Solution: Isolate heavy imports behind register_*() helpers so unrelated scripts don't pay the cost. Example:

# harvest_metadata.py imports httpx at module level — this is fine,
# but quickcat_loader defers its registration so only scripts that
# call register_copy_cataloger() load it.

# In quickcat_loader.py:
def register_copy_cataloger():
    """Deferred because harvest_metadata imports httpx/tenacity at module level."""
    _reg("harvest_metadata", ROOT / "skills/copy-cataloger/scripts/harvest_metadata.py")

3. Configuration Files Must Exist

Gotcha: Scripts define _load_config() at module level but call it inside runtime functions (e.g., orchestrate(), harvest_metadata()). The real config.json must exist at the repo root for production use, but tests should mock it to avoid file I/O.

Solution: Use the shared mock_config_factory fixture from conftest.py:

async def test_example(mock_config_factory):
    mock_config_factory(harvest_orchestrator, {"org_code": "TEST_ORG"})

4. Integration Tests Need Multiple Sources

Gotcha: Testing merge/consensus logic requires multiple metadata sources, otherwise the loop never executes.
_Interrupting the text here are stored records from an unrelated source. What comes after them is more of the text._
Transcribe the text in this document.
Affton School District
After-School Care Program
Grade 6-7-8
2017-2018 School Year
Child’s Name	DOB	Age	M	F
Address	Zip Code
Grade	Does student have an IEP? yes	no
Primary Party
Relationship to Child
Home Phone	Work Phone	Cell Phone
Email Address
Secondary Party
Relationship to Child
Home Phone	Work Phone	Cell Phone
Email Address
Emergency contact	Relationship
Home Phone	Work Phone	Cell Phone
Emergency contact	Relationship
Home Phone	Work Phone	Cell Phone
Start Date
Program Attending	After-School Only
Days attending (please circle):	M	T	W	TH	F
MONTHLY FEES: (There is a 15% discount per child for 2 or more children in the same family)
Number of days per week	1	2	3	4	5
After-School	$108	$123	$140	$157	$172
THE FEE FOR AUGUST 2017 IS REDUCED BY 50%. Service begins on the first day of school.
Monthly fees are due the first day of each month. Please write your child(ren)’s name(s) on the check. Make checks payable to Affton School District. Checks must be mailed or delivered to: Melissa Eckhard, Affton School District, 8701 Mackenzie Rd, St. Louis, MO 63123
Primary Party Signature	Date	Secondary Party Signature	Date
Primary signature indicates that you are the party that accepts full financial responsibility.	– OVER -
Solution: Always test with sources=["loc", "nls"] or similar to trigger records[1:] loop. See test_orchestrate_full_harvest_workflow().

5. Async Tests Need @pytest.mark.asyncio

Gotcha: Async functions without the decorator won't run under pytest.

Solution: Add @pytest.mark.asyncio above async test functions. pyproject.toml sets asyncio_mode = "auto" so no manual asyncio.run() needed.